The fact that it was
Zorro is however what gave Bruce Wayne the positive
means and the vision to recreate himself, and in essence fight back. (once he found his own totem survivor creature of the night)
So it is not just all negative, the evening yes. But the movie Zorro the character what he took from it, he turned into a positive, it gave him a tool to fight back and survive through reinvention.
That said, it is by intent a dark tool, like Zorro a dark identity he takes, and by contrast you are right that Robin's choice is a bright one.
By no coincidence two characters immortalized by Fairbanks of who both Kane and Finger were fans.
As far as his portrayal if they are going to introduce a Robin, it should be a young kid close to the age of when Batman lost his parents or there's no point to the character, there should be a dark irony involved, in that while Batman chose a dark image and Robin a bright one, in their first outings together as B&R (as per Kane & Finger) it's Grayson who pushes even towards killing , and Wayne who reals him in.
Original Robin Dick Grayson is such a badass, his first appearance he alone fearlessly takes on Zucco and the gang who killed his parents, he faces and dodges gun fire, an angry mob who heavily outnumber him, picking them off one at a time while acrobating and swinging all over the top of a skyscraper construction, all before they can blow it up.
His next appearance he faces off the armed Joker alone, after Joker escapes from Batman, it's only the kid Robin standing between this cold mas murderer and freedom. The unflinching Robin kicks him off the top of a building to his death.
It's only Batman who the last second intervenes to save the Joker for the authorities.
That is Robin, raw powerful, primal energy released, demanding to be reeled in. Wayne needs to see his own unchecked self in this lost kid.

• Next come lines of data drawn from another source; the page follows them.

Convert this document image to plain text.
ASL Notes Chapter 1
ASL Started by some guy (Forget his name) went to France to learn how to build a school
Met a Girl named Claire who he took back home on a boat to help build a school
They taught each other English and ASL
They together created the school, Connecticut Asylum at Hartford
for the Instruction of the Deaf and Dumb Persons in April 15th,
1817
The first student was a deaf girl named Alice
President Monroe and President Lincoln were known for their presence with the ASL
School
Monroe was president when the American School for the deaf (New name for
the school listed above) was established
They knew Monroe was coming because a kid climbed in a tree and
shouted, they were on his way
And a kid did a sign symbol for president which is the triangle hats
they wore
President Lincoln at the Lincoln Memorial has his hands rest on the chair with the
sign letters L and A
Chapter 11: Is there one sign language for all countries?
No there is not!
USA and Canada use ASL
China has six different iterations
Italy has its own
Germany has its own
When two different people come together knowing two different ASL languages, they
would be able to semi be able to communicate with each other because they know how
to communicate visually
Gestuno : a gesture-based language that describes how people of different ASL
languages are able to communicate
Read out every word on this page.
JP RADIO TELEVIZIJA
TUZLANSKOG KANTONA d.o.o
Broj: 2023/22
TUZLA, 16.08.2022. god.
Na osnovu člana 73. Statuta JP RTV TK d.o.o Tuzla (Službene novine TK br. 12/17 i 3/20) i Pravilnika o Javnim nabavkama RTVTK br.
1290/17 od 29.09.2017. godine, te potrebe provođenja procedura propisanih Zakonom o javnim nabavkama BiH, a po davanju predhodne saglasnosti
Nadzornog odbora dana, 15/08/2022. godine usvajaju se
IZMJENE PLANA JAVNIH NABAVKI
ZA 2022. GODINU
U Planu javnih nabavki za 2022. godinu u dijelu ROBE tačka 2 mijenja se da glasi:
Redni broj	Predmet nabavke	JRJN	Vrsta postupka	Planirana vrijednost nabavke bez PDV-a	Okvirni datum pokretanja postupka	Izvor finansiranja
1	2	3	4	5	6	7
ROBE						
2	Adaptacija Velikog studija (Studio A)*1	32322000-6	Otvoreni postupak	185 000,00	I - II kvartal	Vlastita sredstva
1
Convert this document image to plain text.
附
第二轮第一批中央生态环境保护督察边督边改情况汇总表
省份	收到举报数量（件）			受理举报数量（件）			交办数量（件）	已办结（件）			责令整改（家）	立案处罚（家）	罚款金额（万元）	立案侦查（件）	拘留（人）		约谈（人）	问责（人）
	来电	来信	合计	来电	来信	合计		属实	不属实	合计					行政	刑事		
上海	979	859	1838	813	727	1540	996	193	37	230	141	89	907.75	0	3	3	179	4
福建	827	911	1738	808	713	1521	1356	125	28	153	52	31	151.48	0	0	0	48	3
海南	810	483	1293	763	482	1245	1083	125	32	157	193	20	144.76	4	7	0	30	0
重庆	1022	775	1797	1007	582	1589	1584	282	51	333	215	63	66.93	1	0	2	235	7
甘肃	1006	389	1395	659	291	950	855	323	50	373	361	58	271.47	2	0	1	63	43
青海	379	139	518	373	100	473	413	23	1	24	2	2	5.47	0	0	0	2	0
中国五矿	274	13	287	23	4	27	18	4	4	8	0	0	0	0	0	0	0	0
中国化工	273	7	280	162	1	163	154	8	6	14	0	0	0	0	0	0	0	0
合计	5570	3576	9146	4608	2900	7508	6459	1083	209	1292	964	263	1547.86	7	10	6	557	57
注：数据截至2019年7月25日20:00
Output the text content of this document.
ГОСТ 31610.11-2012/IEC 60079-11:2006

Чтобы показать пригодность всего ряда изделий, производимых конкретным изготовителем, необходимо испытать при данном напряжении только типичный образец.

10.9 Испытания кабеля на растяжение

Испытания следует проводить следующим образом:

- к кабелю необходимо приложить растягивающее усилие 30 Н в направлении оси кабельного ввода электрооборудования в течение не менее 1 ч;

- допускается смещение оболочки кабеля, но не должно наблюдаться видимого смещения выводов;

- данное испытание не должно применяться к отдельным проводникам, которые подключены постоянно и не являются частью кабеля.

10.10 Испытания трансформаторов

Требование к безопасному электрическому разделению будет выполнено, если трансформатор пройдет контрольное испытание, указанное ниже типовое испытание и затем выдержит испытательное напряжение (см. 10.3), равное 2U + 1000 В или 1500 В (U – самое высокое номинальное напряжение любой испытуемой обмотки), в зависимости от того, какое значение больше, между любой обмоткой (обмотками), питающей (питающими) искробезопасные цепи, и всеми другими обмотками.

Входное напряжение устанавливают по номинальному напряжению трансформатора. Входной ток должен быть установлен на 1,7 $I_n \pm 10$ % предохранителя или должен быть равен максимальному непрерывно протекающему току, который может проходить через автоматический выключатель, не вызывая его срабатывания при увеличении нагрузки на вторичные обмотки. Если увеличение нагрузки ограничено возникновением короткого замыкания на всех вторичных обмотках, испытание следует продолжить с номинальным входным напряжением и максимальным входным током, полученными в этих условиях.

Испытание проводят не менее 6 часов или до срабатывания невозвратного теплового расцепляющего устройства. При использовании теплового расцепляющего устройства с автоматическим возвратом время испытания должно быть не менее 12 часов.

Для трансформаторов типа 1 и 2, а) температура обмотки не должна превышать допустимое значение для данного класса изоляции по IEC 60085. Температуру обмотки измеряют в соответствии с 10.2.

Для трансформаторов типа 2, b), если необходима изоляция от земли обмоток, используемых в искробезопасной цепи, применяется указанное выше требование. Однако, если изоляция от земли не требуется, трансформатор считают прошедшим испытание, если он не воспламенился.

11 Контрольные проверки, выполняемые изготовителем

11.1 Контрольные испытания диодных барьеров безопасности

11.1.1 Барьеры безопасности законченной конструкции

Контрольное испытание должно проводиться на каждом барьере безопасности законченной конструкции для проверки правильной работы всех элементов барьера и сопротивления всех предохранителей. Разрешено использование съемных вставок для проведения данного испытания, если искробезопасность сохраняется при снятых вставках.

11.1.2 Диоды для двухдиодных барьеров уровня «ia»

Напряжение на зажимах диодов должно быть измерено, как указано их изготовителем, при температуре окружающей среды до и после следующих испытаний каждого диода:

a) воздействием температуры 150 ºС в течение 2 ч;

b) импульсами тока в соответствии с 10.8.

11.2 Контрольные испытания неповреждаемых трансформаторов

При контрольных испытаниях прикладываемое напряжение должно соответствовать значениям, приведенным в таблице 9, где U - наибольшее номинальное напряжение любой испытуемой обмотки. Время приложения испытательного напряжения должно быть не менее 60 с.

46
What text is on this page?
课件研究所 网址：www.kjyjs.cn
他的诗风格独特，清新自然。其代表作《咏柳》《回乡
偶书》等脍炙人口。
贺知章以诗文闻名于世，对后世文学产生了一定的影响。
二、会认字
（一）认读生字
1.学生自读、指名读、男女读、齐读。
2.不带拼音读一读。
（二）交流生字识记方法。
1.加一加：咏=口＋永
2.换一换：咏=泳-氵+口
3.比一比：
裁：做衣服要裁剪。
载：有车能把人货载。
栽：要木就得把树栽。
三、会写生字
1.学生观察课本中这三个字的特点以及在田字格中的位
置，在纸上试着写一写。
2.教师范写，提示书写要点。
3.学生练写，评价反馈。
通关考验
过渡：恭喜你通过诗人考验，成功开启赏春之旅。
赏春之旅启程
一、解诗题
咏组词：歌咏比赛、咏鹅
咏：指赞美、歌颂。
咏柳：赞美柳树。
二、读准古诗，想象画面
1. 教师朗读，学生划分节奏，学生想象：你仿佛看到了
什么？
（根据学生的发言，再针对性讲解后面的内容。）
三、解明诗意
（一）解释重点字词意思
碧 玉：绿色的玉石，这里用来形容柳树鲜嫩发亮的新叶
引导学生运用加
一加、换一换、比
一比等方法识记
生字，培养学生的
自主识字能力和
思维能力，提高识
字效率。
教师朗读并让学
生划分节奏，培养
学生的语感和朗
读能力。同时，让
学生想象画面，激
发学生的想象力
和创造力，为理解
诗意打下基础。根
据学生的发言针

This character was "kick ass" so to speak from the beginning, long before any of the unnecessary derivative tough-kid wannabees from Jason to Tim to Carrie to Hit-Girl or Damien today. They are all redundant imitations recycled for people who think it's just cool or edgy "now".
The character was already doing it, if they actually want to use Robin in a movie, just actually look and stick to the source, with a contemporary costume everything that works is already there.